Lately I have been thinking of this concept in terms of my parenting.  When I am stressed out, I default to transactional parenting.  I cook, clean, do laundry, sign permission slips, attend doctor and dentist appointments and make sure everyone is well stocked with toiletries and the latest sports equipment.  This was especially true during the psychological crisis we went through when my daughters began remembering and acting out as a result of their traumatic pasts.  I went into fix-it mode and walked through every therapeutic activity the counselor recommended.  I was in survival mode. 
While there are seasons where the best we can do is get up in the morning and put one foot in front of the other, it’s important for you and I to remember to engage our hearts in the transformational side of parenting.  For me, depending on the circumstances and the child’s personality, this comes more or less naturally.  It’s crucial, none-the-less.  As a matter of fact, most of the time, the harder it is to do the more important it is that I make the effort. 

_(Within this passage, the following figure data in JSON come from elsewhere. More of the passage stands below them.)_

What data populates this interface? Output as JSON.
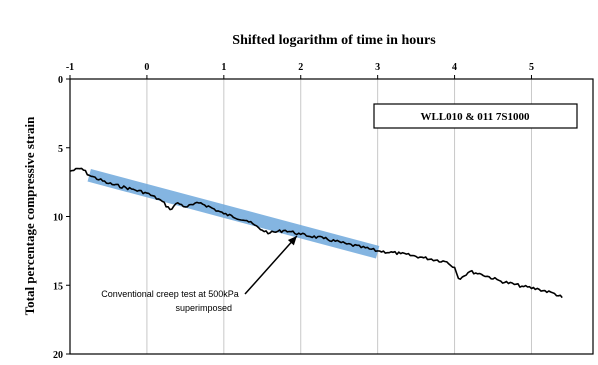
{
  "chart_data": {
    "type": "line",
    "title": "Shifted logarithm of time in hours",
    "ylabel": "Total percentage compressive strain",
    "xlabel": "",
    "legend_label": "WLL010 & 011 7S1000",
    "legend_placement": "top-right",
    "x_axis_position": "top",
    "y_axis_inverted": true,
    "xlim": [
      -1,
      5.8
    ],
    "ylim": [
      0,
      20
    ],
    "x_ticks": [
      -1,
      0,
      1,
      2,
      3,
      4,
      5
    ],
    "y_ticks": [
      0,
      5,
      10,
      15,
      20
    ],
    "grid": "vertical-only",
    "series": [
      {
        "color": "#000000",
        "style": "jagged-line",
        "x": [
          -1.0,
          -0.85,
          -0.75,
          -0.5,
          -0.2,
          0.0,
          0.2,
          0.3,
          0.4,
          0.5,
          0.7,
          1.0,
          1.3,
          1.5,
          1.6,
          1.8,
          2.0,
          2.3,
          2.6,
          3.0,
          3.3,
          3.6,
          3.9,
          4.0,
          4.05,
          4.1,
          4.2,
          4.35,
          4.6,
          4.9,
          5.1,
          5.3,
          5.4
        ],
        "y": [
          6.7,
          6.5,
          7.0,
          7.6,
          8.0,
          8.3,
          8.9,
          9.5,
          9.0,
          9.3,
          9.0,
          9.8,
          10.3,
          11.0,
          11.2,
          11.0,
          11.3,
          11.6,
          12.0,
          12.5,
          12.7,
          13.0,
          13.3,
          13.7,
          14.5,
          14.4,
          14.0,
          14.2,
          14.7,
          15.1,
          15.3,
          15.6,
          15.9
        ]
      },
      {
        "color": "#5b9bd5",
        "style": "highlight-band",
        "x": [
          -0.75,
          3.0
        ],
        "y": [
          7.0,
          12.6
        ]
      }
    ],
    "annotations": [
      {
        "text_line1": "Conventional creep test at 500kPa",
        "text_line2": "superimposed",
        "arrow_to_x": 1.95,
        "arrow_to_y": 11.2
      }
    ]
  }
}
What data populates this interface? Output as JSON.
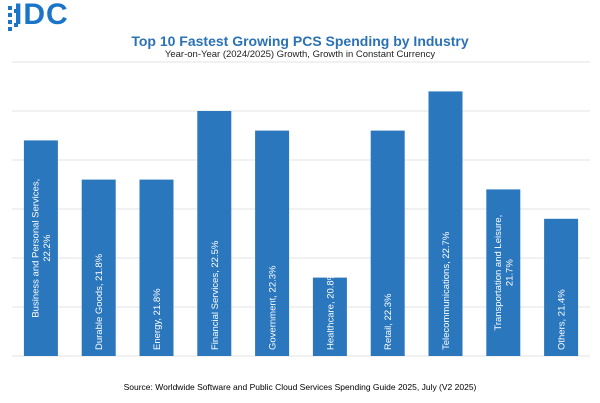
{
  "logo": {
    "text": "IDC",
    "color": "#1a75c9"
  },
  "title": "Top 10 Fastest Growing PCS Spending by Industry",
  "subtitle": "Year-on-Year (2024/2025) Growth, Growth in Constant Currency",
  "source": "Source: Worldwide Software and Public Cloud Services Spending Guide 2025, July (V2 2025)",
  "colors": {
    "bar": "#2b77bd",
    "grid": "#e3e3e3",
    "bar_label": "#ffffff"
  },
  "chart_data": {
    "type": "bar",
    "title": "Top 10 Fastest Growing PCS Spending by Industry",
    "subtitle": "Year-on-Year (2024/2025) Growth, Growth in Constant Currency",
    "categories": [
      "Business and Personal Services",
      "Durable Goods",
      "Energy",
      "Financial Services",
      "Government",
      "Healthcare",
      "Retail",
      "Telecommunications",
      "Transportation and Leisure",
      "Others"
    ],
    "values": [
      22.2,
      21.8,
      21.8,
      22.5,
      22.3,
      20.8,
      22.3,
      22.7,
      21.7,
      21.4
    ],
    "bar_labels": [
      "Business and Personal Services, 22.2%",
      "Durable Goods, 21.8%",
      "Energy, 21.8%",
      "Financial Services, 22.5%",
      "Government, 22.3%",
      "Healthcare, 20.8%",
      "Retail, 22.3%",
      "Telecommunications, 22.7%",
      "Transportation and Leisure, 21.7%",
      "Others, 21.4%"
    ],
    "ylim": [
      20.0,
      23.0
    ],
    "grid": true,
    "gridlines": [
      20.0,
      20.5,
      21.0,
      21.5,
      22.0,
      22.5,
      23.0
    ],
    "legend": "none"
  }
}
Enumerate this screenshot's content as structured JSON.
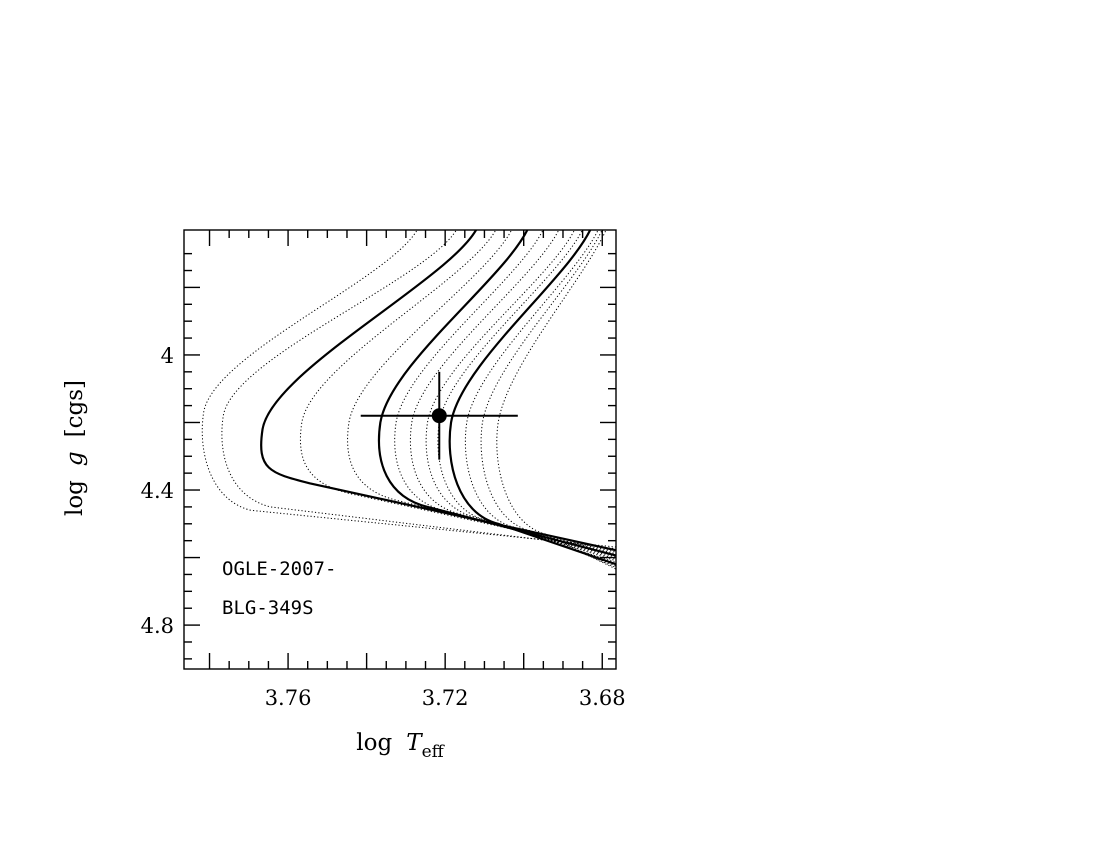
{
  "chart_data": {
    "type": "line",
    "xlabel": {
      "prefix": "log",
      "italic": "T",
      "sub": "eff"
    },
    "ylabel": {
      "prefix": "log",
      "italic": "g",
      "suffix": "[cgs]"
    },
    "xlim": [
      3.7865,
      3.6765
    ],
    "ylim": [
      3.63,
      4.93
    ],
    "x_ticks": [
      {
        "value": 3.76,
        "label": "3.76"
      },
      {
        "value": 3.72,
        "label": "3.72"
      },
      {
        "value": 3.68,
        "label": "3.68"
      }
    ],
    "y_ticks": [
      {
        "value": 4.0,
        "label": "4"
      },
      {
        "value": 4.4,
        "label": "4.4"
      },
      {
        "value": 4.8,
        "label": "4.8"
      }
    ],
    "annotation": [
      "OGLE-2007-",
      "BLG-349S"
    ],
    "star": {
      "logTeff": 3.7215,
      "logg": 4.18,
      "xerr": 0.005,
      "yerr": 0.13
    },
    "isochrone_shape": {
      "x_upper_right": 3.6765,
      "x_lower_right": 3.6765,
      "y_lower_right_top": 4.57,
      "y_lower_right_bottom": 4.63
    },
    "series": [
      {
        "style": "dotted",
        "turnoff_x": 3.7815,
        "top_x": 3.7265,
        "turnoff_y": 4.17,
        "lower_y": 4.46
      },
      {
        "style": "dotted",
        "turnoff_x": 3.7765,
        "top_x": 3.7165,
        "turnoff_y": 4.18,
        "lower_y": 4.45
      },
      {
        "style": "solid",
        "turnoff_x": 3.7665,
        "top_x": 3.7115,
        "turnoff_y": 4.22,
        "lower_y": 4.38
      },
      {
        "style": "dotted",
        "turnoff_x": 3.7565,
        "top_x": 3.7065,
        "turnoff_y": 4.2,
        "lower_y": 4.41
      },
      {
        "style": "dotted",
        "turnoff_x": 3.7445,
        "top_x": 3.7025,
        "turnoff_y": 4.2,
        "lower_y": 4.43
      },
      {
        "style": "solid",
        "turnoff_x": 3.7365,
        "top_x": 3.6985,
        "turnoff_y": 4.2,
        "lower_y": 4.45
      },
      {
        "style": "dotted",
        "turnoff_x": 3.7325,
        "top_x": 3.6945,
        "turnoff_y": 4.2,
        "lower_y": 4.46
      },
      {
        "style": "dotted",
        "turnoff_x": 3.7285,
        "top_x": 3.6905,
        "turnoff_y": 4.2,
        "lower_y": 4.47
      },
      {
        "style": "dotted",
        "turnoff_x": 3.7245,
        "top_x": 3.6865,
        "turnoff_y": 4.2,
        "lower_y": 4.48
      },
      {
        "style": "dotted",
        "turnoff_x": 3.7215,
        "top_x": 3.6845,
        "turnoff_y": 4.2,
        "lower_y": 4.49
      },
      {
        "style": "solid",
        "turnoff_x": 3.7185,
        "top_x": 3.6825,
        "turnoff_y": 4.2,
        "lower_y": 4.5
      },
      {
        "style": "dotted",
        "turnoff_x": 3.7145,
        "top_x": 3.6805,
        "turnoff_y": 4.2,
        "lower_y": 4.51
      },
      {
        "style": "dotted",
        "turnoff_x": 3.7105,
        "top_x": 3.6795,
        "turnoff_y": 4.2,
        "lower_y": 4.52
      },
      {
        "style": "dotted",
        "turnoff_x": 3.7065,
        "top_x": 3.6785,
        "turnoff_y": 4.2,
        "lower_y": 4.53
      }
    ]
  }
}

My youngest daughter and I have been through some very hard things.  I was the target of her aggression during her trauma therapy.  Because of this, the therapist recommended I attend her sessions and participate in countless hours of exercises, play therapy and restorative cuddling.  She’s a walking miracle and by God’s grace and power, we have overcome.  However, while we are very close, I have to be careful not to let our relationship be too intense.  Transformational parenting with her means that we need times to have fun, be silly and share hobbies. 

Parenting is hard work and there’s a lot to DO and to BE in order to raise healthy kids.  Transformational parenting means something different for each of my four children.  I wonder what it looks like in your family.